What New Zealanders think of Refugees and Immigration
Most New Zealanders want to keep accepting refugees, but a growing number perceive that immigration is putting too much pressure on public services.
Auckland, 20th September 2018 – A day after the government announced an increase in the New Zealand refugee quota, research company Ipsos New Zealand has released the findings of their third report on New Zealanders’ attitudes to refugees and immigration.
New Zealanders tend to feel positive, and increasingly so, about immigration and refugees:
• Most New Zealanders want to keep accepting refugees, with 62% disagreeing with the statement “We must close our borders to refugees entirely – we can’t accept any at this time”. However, this is a decrease of 5 points from 2017, with slightly more people now feeling we should close our borders (29%, up from 26% in 2016).
• At 56%, slightly more New Zealanders feel confident that most refugees who come to New Zealand will successfully integrate into New Zealand, compared to 53% in 2016. In contrast, a third disagreed, indicating that a sizeable minority still question how well refugees can assimilate.
• 55% feel that immigration makes New Zealand a more interesting place to live, up from 49% in 2017.
• 51% feel that immigration is good for the New Zealand economy, up from 47% in 2017 and 51% in 2016.
Additionally, a similar proportion of respondents both agreed and disagreed with the statement, “There are terrorists pretending to be refugees who will enter New Zealand to cause violence and destruction” (40% combined disagree vs. 41% combined agree in 2018).
At 65%, more New Zealanders now feel that priority should be given to immigrants with higher education and qualifications who could potentially fill shortages in some professions compared to 58% last year.
Additionally, fewer New Zealanders feel that there are too many immigrants in New Zealand in 2018 (40%, compared to 44% in 2017; and that immigration is causing New Zealand to change in a way that New Zealanders don’t like (34% vs. 37% in 2017).
New Zealanders are becoming more apprehensive about the overall impact of immigration:
Despite New Zealanders feeling positive about what immigrants can offer New Zealand, the number feeling that immigration is having a positive impact has fallen from 47% in 2016 to 41% this year – and 53% feel that immigration has led to too much pressure on the country’s public services such as transport, health and education (similar to 2017’s level of 52%).
Commenting on the findings, Dr Richard Griffiths, Research Manager, Ipsos New Zealand, said: “During the past week there has been a range of issues reported by the mainstream news media about immigration and refugees.

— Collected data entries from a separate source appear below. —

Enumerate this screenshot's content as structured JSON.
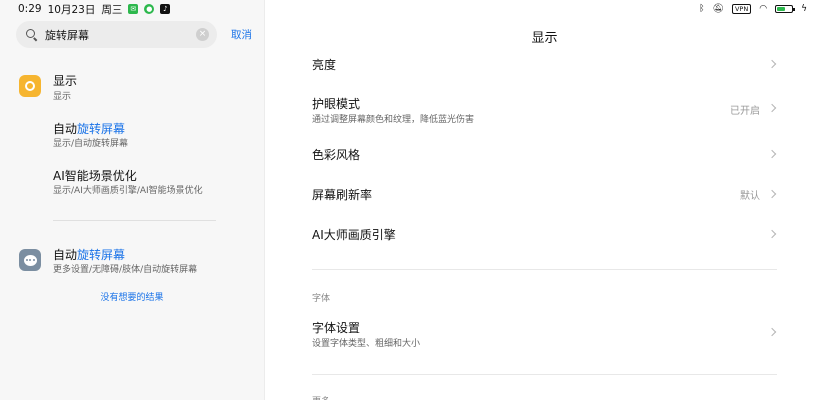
{
  "status_bar": {
    "time": "0:29",
    "date": "10月23日",
    "weekday": "周三",
    "app_icons": [
      "messages-icon",
      "wechat-icon",
      "tiktok-icon"
    ],
    "right_icons": [
      "bluetooth-icon",
      "mute-icon",
      "vpn-icon",
      "wifi-icon",
      "battery-icon",
      "charging-icon"
    ],
    "vpn_label": "VPN",
    "battery_level": 0.6
  },
  "search": {
    "query": "旋转屏幕",
    "cancel_label": "取消",
    "clear_glyph": "×"
  },
  "results": [
    {
      "icon": "sun-icon",
      "title_plain": "显示",
      "title_highlight": "",
      "subtitle": "显示"
    },
    {
      "icon": "",
      "title_plain": "自动",
      "title_highlight": "旋转屏幕",
      "subtitle": "显示/自动旋转屏幕"
    },
    {
      "icon": "",
      "title_plain": "AI智能场景优化",
      "title_highlight": "",
      "subtitle": "显示/AI大师画质引擎/AI智能场景优化"
    },
    {
      "icon": "more-settings-icon",
      "title_plain": "自动",
      "title_highlight": "旋转屏幕",
      "subtitle": "更多设置/无障碍/肢体/自动旋转屏幕"
    }
  ],
  "no_result_link": "没有想要的结果",
  "detail": {
    "title": "显示",
    "rows": [
      {
        "label": "亮度",
        "desc": "",
        "value": ""
      },
      {
        "label": "护眼模式",
        "desc": "通过调整屏幕颜色和纹理，降低蓝光伤害",
        "value": "已开启"
      },
      {
        "label": "色彩风格",
        "desc": "",
        "value": ""
      },
      {
        "label": "屏幕刷新率",
        "desc": "",
        "value": "默认"
      },
      {
        "label": "AI大师画质引擎",
        "desc": "",
        "value": ""
      }
    ],
    "font_section": {
      "label": "字体",
      "rows": [
        {
          "label": "字体设置",
          "desc": "设置字体类型、粗细和大小",
          "value": ""
        }
      ]
    },
    "next_section_label": "更多"
  },
  "colors": {
    "accent": "#1a73e8",
    "left_bg": "#f7f7f7",
    "sun_icon": "#f6b530",
    "more_icon": "#7b8ea1"
  }
}
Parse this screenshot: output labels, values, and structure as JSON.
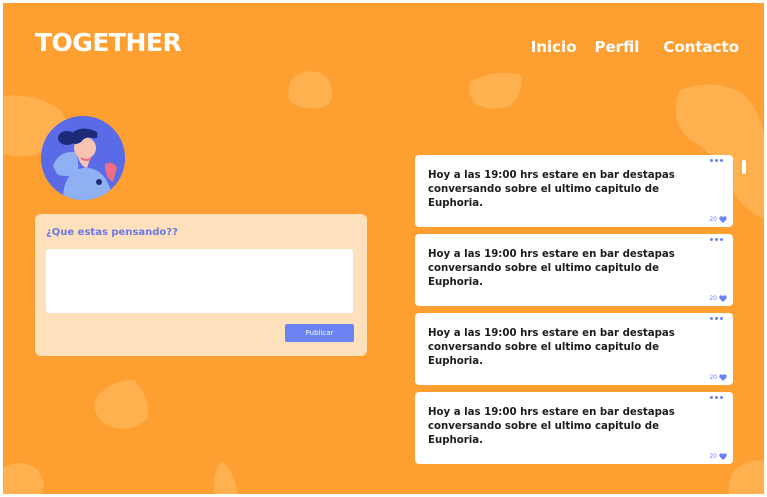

This includes the New Zealand Prime Minister Jacinda Ardern expressing an interest in doubling the quota of refugees coming into the country and the far-right Sweden Democrats taking eighteen percent of the vote in Sweden’s national elections last weekend . The results of our immigration survey are encouraging in how accommodating and approving New Zealanders generally feel towards immigrants such as them making our country a more interesting place to live or the perception that refugees will be able to integrate successfully into our society. The key to a successful immigration policy is felt to lie in encouraging immigrants with required skills and also ensuring that our public service and infrastructure can cope.
Carin Hercock, Managing Director, Ipsos New Zealand, added: “Net migration has been the main driver of population growth over the last five years, with our population estimated to have hit 4.9million in August, so understanding New Zealanders’ perceptions and attitudes to immigration is an important insight into how New Zealanders feel about the society and culture we live in. The fact that an increasing majority of New Zealanders agree that ‘new’ New Zealanders make our country a more interesting place to live is positive however there is also continued concern on the pressure immigration has placed on our public services. Ipsos will continue to monitor these attitudes over time.”
About this Study:
A total of 611 New Zealanders over the age of 18 answered questions about immigration that were part of the latest Ipsos New Zealand Global Advisor survey which ran from Friday 20th July to Wednesday 25th July 2018. Please note that the maximum margin of error for a sample of 611 at the 95% confidence level is 4%. A number of the immigration questions were also asked in 2016 and 2017 in previous Global Advisor surveys.
Our Global Advisor survey is run approximately 3-4 times per year in New Zealand and seeks New Zealand citizens’ opinions on a wide range of topics. The latest iteration of the Ipsos New Zealand Global Advisor survey covered topics that included immigration, cyberbullying, the Auckland regional fuel tax, the 3 most important issues facing New Zealand (Ipsos NZ Issues Monitor), and how people rate the government’s performance over the last 6 months.
This study did not have any external sponsors or partners. It was initiated and run by Ipsos, because we are curious about the world we live in and how citizens around the globe think and feel about their world.